Толич на миг оживился, фантастическая надежда блеснула в его утомленных глазах.

– В Москве. В столице нашей Родины. Он же не поедет к старой тетке в Балашово или к сожительнице на Автозавод.

– А ты откуда знаешь, что у него тетка в Балашово?

– Не знаю, сказал навскидку. Он, конечно, больной, но не настолько, чтобы прямо из прокуратуры поехать по родственникам. Сидит сейчас где-то, пьет водку и горько думает, сколько в мире нехороших, грубых и бесчувственных людей.

В своем нынешнем положении Зосимов готов был стерпеть любое хамство от своего старинного приятеля. И терпел.

– Иван, ты помог найти его в первый раз, сделай это во второй. Подумай, сколько этот зверь еще людей сожрет, прежде чем его изловят.

– Умоляю, не надо давить на мою гражданскую совесть. Я ее снял вместе с пионерским галстуком, – грубо ответил Иван Петрович. – Я потерял все лето, слоняясь по пыльной и скучной Москве в поисках этого жулика.

– Так уж все лето!
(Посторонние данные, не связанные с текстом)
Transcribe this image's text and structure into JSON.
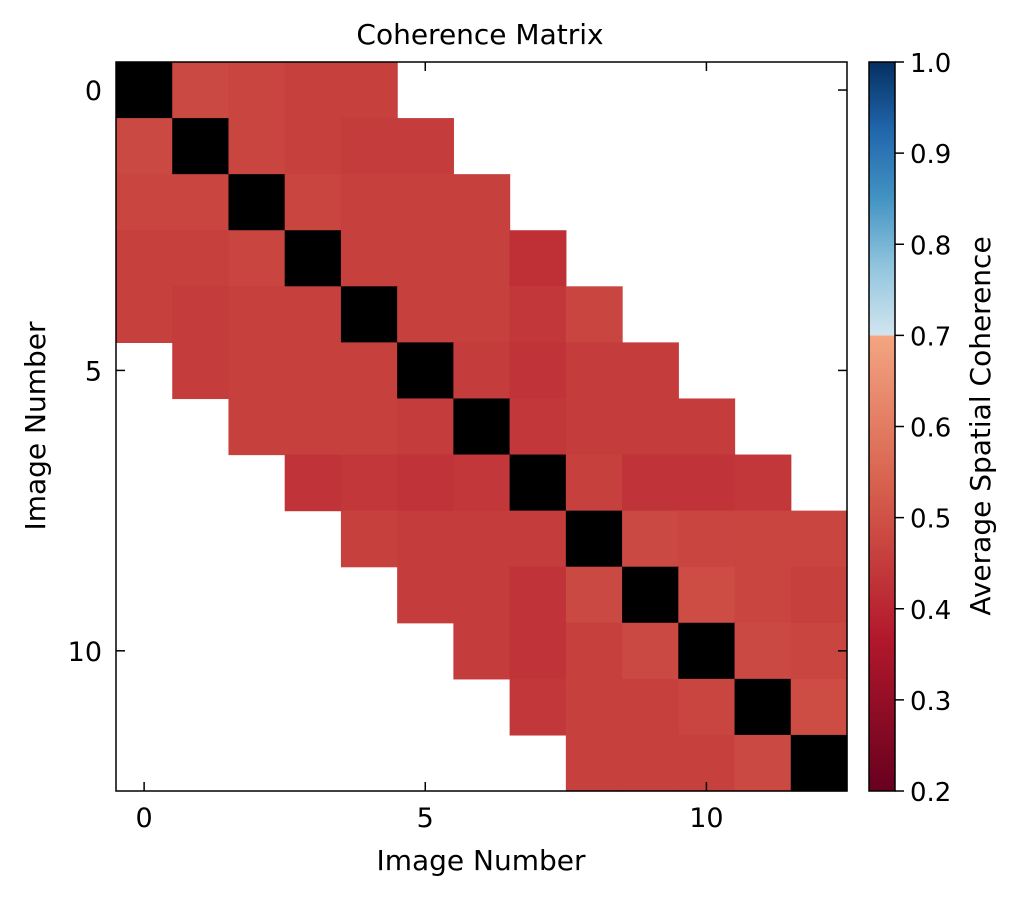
{
  "chart_data": {
    "type": "heatmap",
    "title": "Coherence Matrix",
    "xlabel": "Image Number",
    "ylabel": "Image Number",
    "xlim": [
      -0.5,
      12.5
    ],
    "ylim": [
      12.5,
      -0.5
    ],
    "x_ticks": [
      0,
      5,
      10
    ],
    "y_ticks": [
      0,
      5,
      10
    ],
    "n": 13,
    "diagonal_color": "#000000",
    "grid": false,
    "matrix": [
      [
        null,
        0.48,
        0.47,
        0.46,
        0.46,
        null,
        null,
        null,
        null,
        null,
        null,
        null,
        null
      ],
      [
        0.48,
        null,
        0.47,
        0.46,
        0.45,
        0.45,
        null,
        null,
        null,
        null,
        null,
        null,
        null
      ],
      [
        0.47,
        0.47,
        null,
        0.47,
        0.46,
        0.46,
        0.46,
        null,
        null,
        null,
        null,
        null,
        null
      ],
      [
        0.46,
        0.46,
        0.47,
        null,
        0.46,
        0.46,
        0.46,
        0.42,
        null,
        null,
        null,
        null,
        null
      ],
      [
        0.46,
        0.45,
        0.46,
        0.46,
        null,
        0.46,
        0.46,
        0.44,
        0.47,
        null,
        null,
        null,
        null
      ],
      [
        null,
        0.45,
        0.46,
        0.46,
        0.46,
        null,
        0.45,
        0.43,
        0.45,
        0.45,
        null,
        null,
        null
      ],
      [
        null,
        null,
        0.46,
        0.46,
        0.46,
        0.45,
        null,
        0.44,
        0.45,
        0.45,
        0.45,
        null,
        null
      ],
      [
        null,
        null,
        null,
        0.43,
        0.44,
        0.43,
        0.44,
        null,
        0.46,
        0.43,
        0.43,
        0.44,
        null
      ],
      [
        null,
        null,
        null,
        null,
        0.46,
        0.45,
        0.45,
        0.45,
        null,
        0.48,
        0.47,
        0.47,
        0.47
      ],
      [
        null,
        null,
        null,
        null,
        null,
        0.45,
        0.45,
        0.43,
        0.48,
        null,
        0.49,
        0.47,
        0.46
      ],
      [
        null,
        null,
        null,
        null,
        null,
        null,
        0.45,
        0.43,
        0.46,
        0.48,
        null,
        0.48,
        0.47
      ],
      [
        null,
        null,
        null,
        null,
        null,
        null,
        null,
        0.44,
        0.46,
        0.46,
        0.47,
        null,
        0.49
      ],
      [
        null,
        null,
        null,
        null,
        null,
        null,
        null,
        null,
        0.46,
        0.46,
        0.46,
        0.48,
        null
      ]
    ],
    "colorbar": {
      "label": "Average Spatial Coherence",
      "vmin": 0.2,
      "vmax": 1.0,
      "ticks": [
        "0.2",
        "0.3",
        "0.4",
        "0.5",
        "0.6",
        "0.7",
        "0.8",
        "0.9",
        "1.0"
      ],
      "threshold": 0.7,
      "colors_low": [
        "#67001f",
        "#b2182b",
        "#d6604d",
        "#f4a582"
      ],
      "colors_high": [
        "#d1e5f0",
        "#92c5de",
        "#4393c3",
        "#2166ac",
        "#053061"
      ]
    }
  }
}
С начала августа…

– Не получил ни цента…

– Ты сам говорил, что участие в розыске этих монстров обогащает методы твоего агентства, что для тебя это своего рода научная работа…

– Угу, обогатил. Завалил весь бизнес.

– Ну, хочешь мы тебя через МВД проведем, как агента? Получишь вознаграждение.

– И сколько? – презрительно спросил Шмыга.

– О, сейчас намного увеличили. Раз в месяц можно получать до двухсот рублей.

– С ума сойти, какие деньги! Целое состояние! Даже не знаю. что с ними буду делать.

– Ну, все-таки деньги, – откашлялся Зосимов. – Вдобавок можем дать корочку общественного помощника прокурора. Где-нибудь пригодится…

– Александр Анатольевич, ты пойми. Даже если ты предложишь мне десять тысяч долларов, все равно ничем не смогу помочь. Поведение непуганого Ботаника было естественным. Он, словно хищный зверь, обходил свою территорию по обычному маршруту и лакомился жертвами. Поэтому не составляло особого труда спрогнозировать место совершения очередного преступления следуя стандартным рекомендациям докторов из Сербского. В соответствии со спецификой моей работы, Ботаник являлся стационарным объектом, его энергетические характеристики неизменными. Как комета, появление которой легко угадать по гигантскому огненному хвосту и постоянной траектории движения. Где он сейчас, а, главное, насколько изменился после потрясения, вызванного задержанием, – кто может сказать?